Monday 23 April 2018

AA Ireland paid €82m dividend to UK parent in advance of €156m sale

Spokesman Conor Faughnan, the public face of the AA in Ireland
Spokesman Conor Faughnan, the public face of the AA in Ireland
John Mulligan

John Mulligan

AA Ireland paid an €82.6m dividend to its UK parent in advance of the Irish arm's €156.6m sale to Carlyle Cardinal, new accounts for the business show.

The accounts show that turnover at AA Ireland rose 6.5pc last year to €51.4m, while operating profits fell 8.5pc to €11.8m as it continued to invest in the business and incurred a one-off administration charge.

Of its turnover, €26.7m was generated from its roadside assistance membership programme, with €24.2m from its insurance business.

AA Ireland had 128,000 customers at the end of 2015, up 8pc in 2014. The customer base for its combined insurance portfolio rose 5pc to over 205,000.

Chief executive Brendan Nevin said that the number of breakdowns the company attended during 2015 was 5pc higher than in 2015. But 78pc of breakdowns were resolved at the roadside without vehicles having to be towed to garages.

He said that the fundamentals of the business, which employs 440 people, "remain strong".

Mr Nevin and other senior AA Ireland management are investing in the business as part of its sale.

The Irish arm's operating profit last year was negatively impacted by a €900,000 increase in exceptional administrative expenses, the accounts note.

They also reveal that the company wrote off bad debts of just over €1m last year, compared to €179,000 in 2014. Restructuring and redundancy costs totalled €885,000 in 2015, compared to just under €1.1m in 2014, the accounts note.

Total directors' pay jumped to €802,000 last year from €438,000 the previous year.

AA plc confirmed last month that it had reached agreement to sell its Irish unit to Carlyle Cardinal, a €292m private equity fund that is a joint venture between Carlyle and Cardinal Capital.

The AA agreed to provide certain transitional services to AA Ireland and will retain responsibility for the defined benefit pension plan of AA Ireland.

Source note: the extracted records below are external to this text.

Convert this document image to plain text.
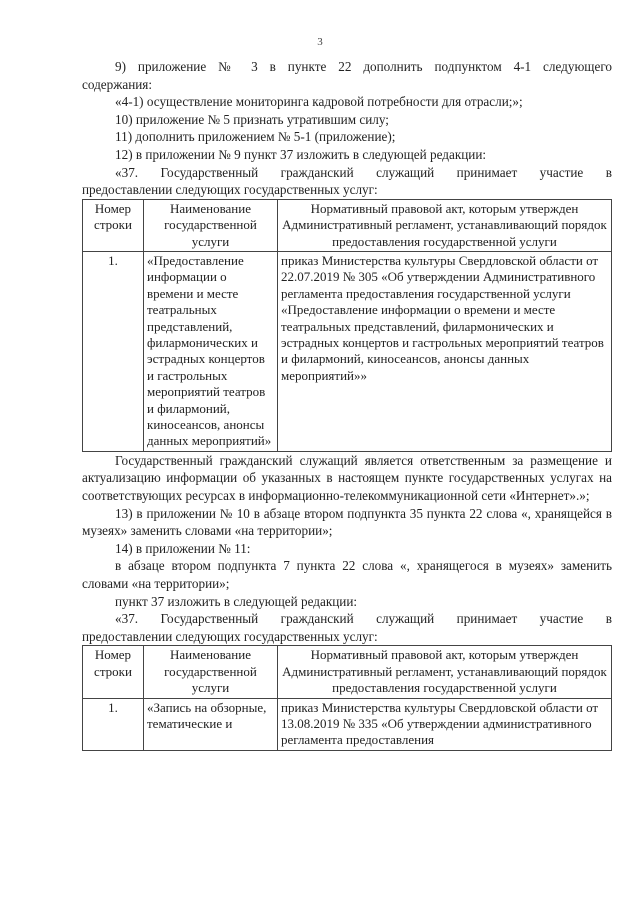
3

9) приложение № 3 в пункте 22 дополнить подпунктом 4-1 следующего

содержания:

«4-1) осуществление мониторинга кадровой потребности для отрасли;»;

10) приложение № 5 признать утратившим силу;

11) дополнить приложением № 5-1 (приложение);

12) в приложении № 9 пункт 37 изложить в следующей редакции:

«37. Государственный гражданский служащий принимает участие в

предоставлении следующих государственных услуг:

Номер строки	Наименование государственной услуги	Нормативный правовой акт, которым утвержден Административный регламент, устанавливающий порядок предоставления государственной услуги
1.	«Предоставление информации о времени и месте театральных представлений, филармонических и эстрадных концертов и гастрольных мероприятий театров и филармоний, киносеансов, анонсы данных мероприятий»	приказ Министерства культуры Свердловской области от 22.07.2019 № 305 «Об утверждении Административного регламента предоставления государственной услуги «Предоставление информации о времени и месте театральных представлений, филармонических и эстрадных концертов и гастрольных мероприятий театров и филармоний, киносеансов, анонсы данных мероприятий»»

Государственный гражданский служащий является ответственным за размещение и актуализацию информации об указанных в настоящем пункте государственных услугах на соответствующих ресурсах в информационно-телекоммуникационной сети «Интернет».»;

13) в приложении № 10 в абзаце втором подпункта 35 пункта 22 слова «, хранящейся в музеях» заменить словами «на территории»;

14) в приложении № 11:

в абзаце втором подпункта 7 пункта 22 слова «, хранящегося в музеях» заменить словами «на территории»;

пункт 37 изложить в следующей редакции:

«37. Государственный гражданский служащий принимает участие в

предоставлении следующих государственных услуг:

Номер строки	Наименование государственной услуги	Нормативный правовой акт, которым утвержден Административный регламент, устанавливающий порядок предоставления государственной услуги
1.	«Запись на обзорные, тематические и	приказ Министерства культуры Свердловской области от 13.08.2019 № 335 «Об утверждении административного регламента предоставления
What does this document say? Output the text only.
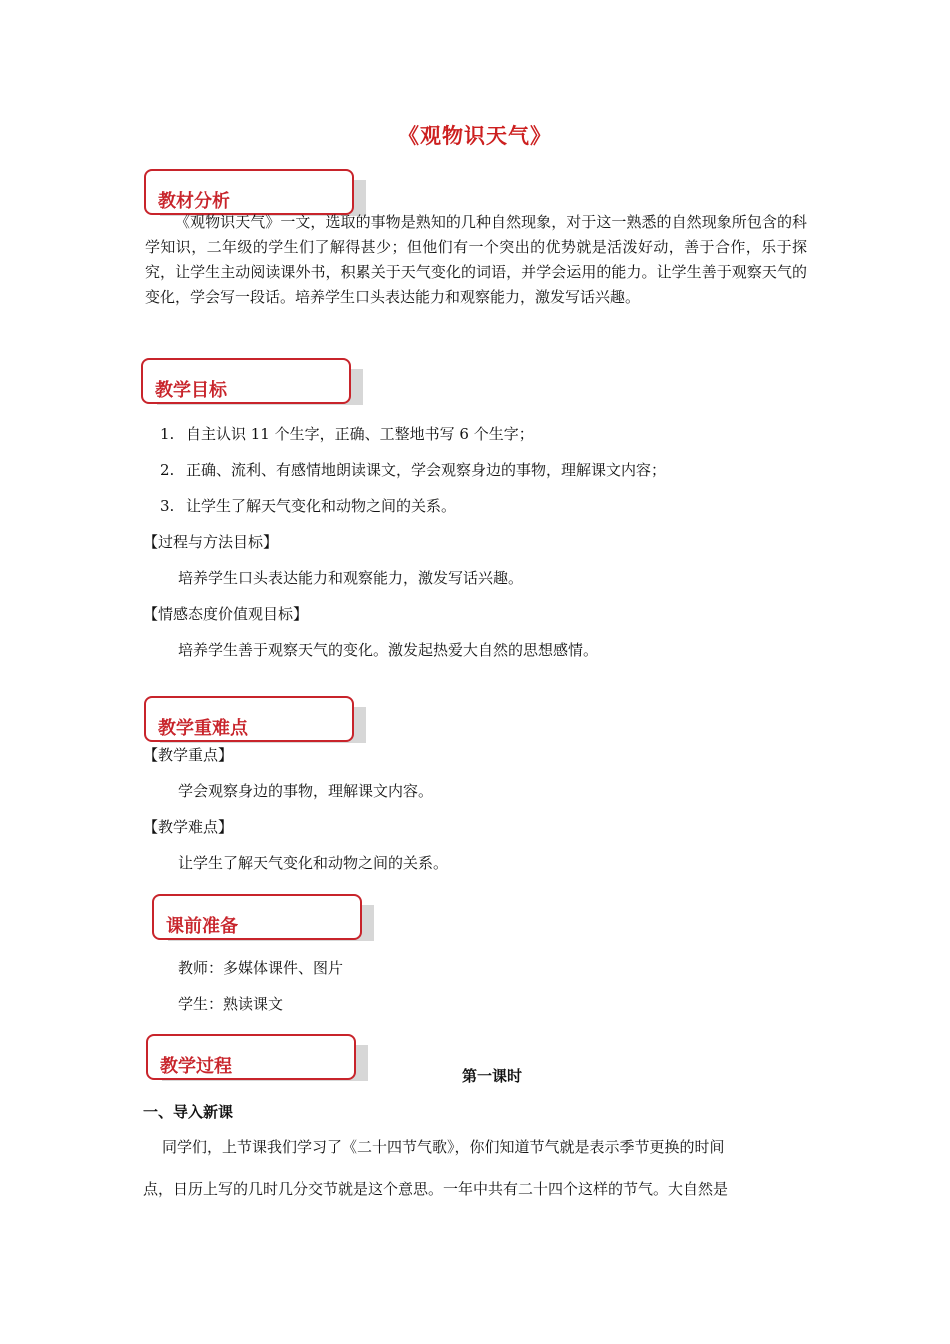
《观物识天气》
教材分析
《观物识天气》一文，选取的事物是熟知的几种自然现象，对于这一熟悉的自然现象所包含的科学知识，二年级的学生们了解得甚少；但他们有一个突出的优势就是活泼好动，善于合作，乐于探究，让学生主动阅读课外书，积累关于天气变化的词语，并学会运用的能力。让学生善于观察天气的变化，学会写一段话。培养学生口头表达能力和观察能力，激发写话兴趣。
教学目标
1. 自主认识 11 个生字，正确、工整地书写 6 个生字；
2. 正确、流利、有感情地朗读课文，学会观察身边的事物，理解课文内容；
3. 让学生了解天气变化和动物之间的关系。
【过程与方法目标】
培养学生口头表达能力和观察能力，激发写话兴趣。
【情感态度价值观目标】
培养学生善于观察天气的变化。激发起热爱大自然的思想感情。
教学重难点
【教学重点】
学会观察身边的事物，理解课文内容。
【教学难点】
让学生了解天气变化和动物之间的关系。
课前准备
教师：多媒体课件、图片
学生：熟读课文
教学过程	第一课时
一、导入新课
同学们，上节课我们学习了《二十四节气歌》，你们知道节气就是表示季节更换的时间
点，日历上写的几时几分交节就是这个意思。一年中共有二十四个这样的节气。大自然是
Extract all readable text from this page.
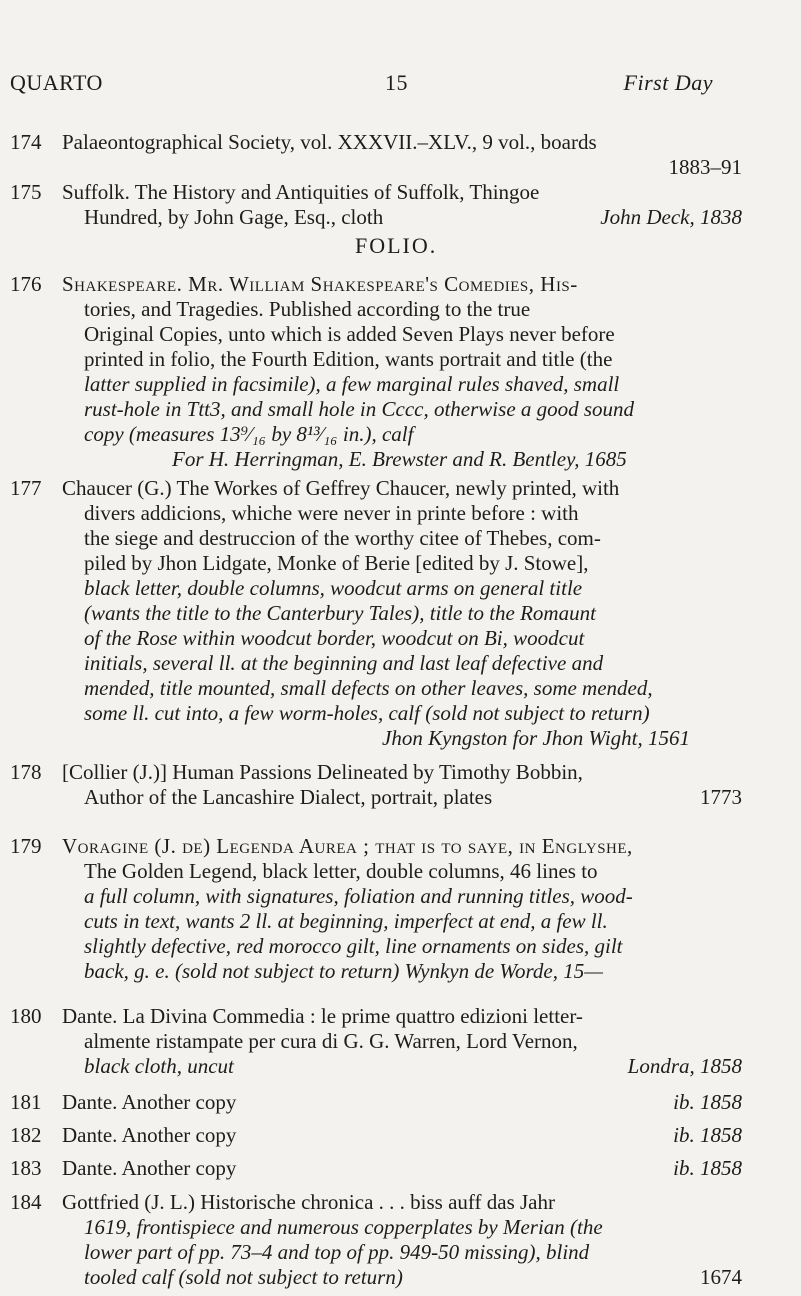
QUARTO	15	First Day
174 Palaeontographical Society, vol. XXXVII.–XLV., 9 vol., boards
1883–91
175 Suffolk. The History and Antiquities of Suffolk, Thingoe
Hundred, by John Gage, Esq., cloth	John Deck, 1838
FOLIO.
176 Shakespeare. Mr. William Shakespeare's Comedies, His-
tories, and Tragedies. Published according to the true
Original Copies, unto which is added Seven Plays never before
printed in folio, the Fourth Edition, wants portrait and title (the
latter supplied in facsimile), a few marginal rules shaved, small
rust-hole in Ttt3, and small hole in Cccc, otherwise a good sound
copy (measures 13⁹⁄₁₆ by 8¹³⁄₁₆ in.), calf
For H. Herringman, E. Brewster and R. Bentley, 1685
177 Chaucer (G.) The Workes of Geffrey Chaucer, newly printed, with
divers addicions, whiche were never in printe before : with
the siege and destruccion of the worthy citee of Thebes, com-
piled by Jhon Lidgate, Monke of Berie [edited by J. Stowe],
black letter, double columns, woodcut arms on general title
(wants the title to the Canterbury Tales), title to the Romaunt
of the Rose within woodcut border, woodcut on Bi, woodcut
initials, several ll. at the beginning and last leaf defective and
mended, title mounted, small defects on other leaves, some mended,
some ll. cut into, a few worm-holes, calf (sold not subject to return)
Jhon Kyngston for Jhon Wight, 1561
178 [Collier (J.)] Human Passions Delineated by Timothy Bobbin,
Author of the Lancashire Dialect, portrait, plates	1773
179 Voragine (J. de) Legenda Aurea ; that is to saye, in Englyshe,
The Golden Legend, black letter, double columns, 46 lines to
a full column, with signatures, foliation and running titles, wood-
cuts in text, wants 2 ll. at beginning, imperfect at end, a few ll.
slightly defective, red morocco gilt, line ornaments on sides, gilt
back, g. e. (sold not subject to return) Wynkyn de Worde, 15—
180 Dante. La Divina Commedia : le prime quattro edizioni letter-
almente ristampate per cura di G. G. Warren, Lord Vernon,
black cloth, uncut	Londra, 1858
181 Dante. Another copy	ib. 1858
182 Dante. Another copy	ib. 1858
183 Dante. Another copy	ib. 1858
184 Gottfried (J. L.) Historische chronica . . . biss auff das Jahr
1619, frontispiece and numerous copperplates by Merian (the
lower part of pp. 73–4 and top of pp. 949-50 missing), blind
tooled calf (sold not subject to return)	1674
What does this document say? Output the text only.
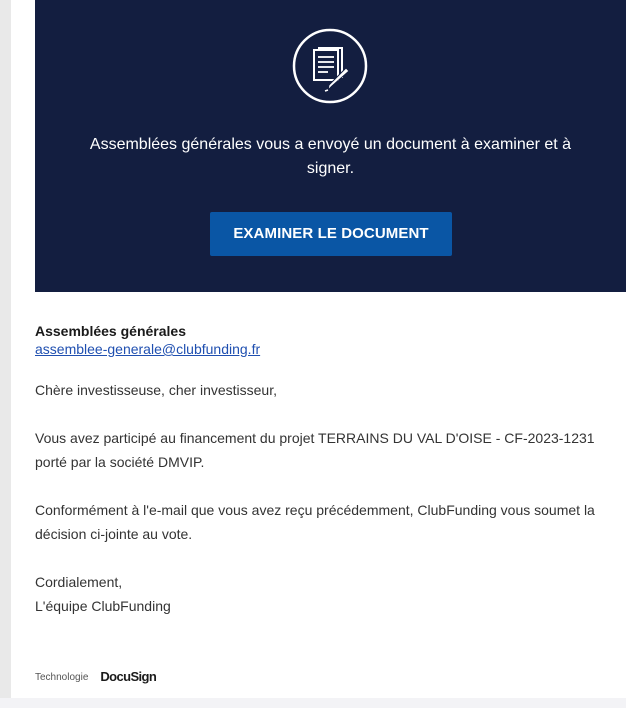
Assemblées générales vous a envoyé un document à examiner et à signer.
EXAMINER LE DOCUMENT
Assemblées générales
assemblee-generale@clubfunding.fr

Chère investisseuse, cher investisseur,

Vous avez participé au financement du projet TERRAINS DU VAL D'OISE - CF-2023-1231 porté par la société DMVIP.

Conformément à l'e-mail que vous avez reçu précédemment, ClubFunding vous soumet la décision ci-jointe au vote.

Cordialement,

L'équipe ClubFunding

Technologie DocuSign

AA plc said that as an insurance broker-led business, AA Ireland differs significantly from the AA's UK business, and that synergies and cross-sell opportunities are limited.

AA plc is using the proceeds of the sale to reduce its own debt. AA plc's executive chairman, Bob Mackenzie, said the sale was a "good result". He added: "I would like to thank our 450 Irish colleagues for their dedication, professionalism and service to our customers, which has resulted in the creation of a great business.

"I am confident that the agreement with Carlyle and CCI presents an exciting opportunity for their continued success."

AA plc had expected the sale to close in July.

It has not yet been cleared by the Competition and Consumer Protection Commission.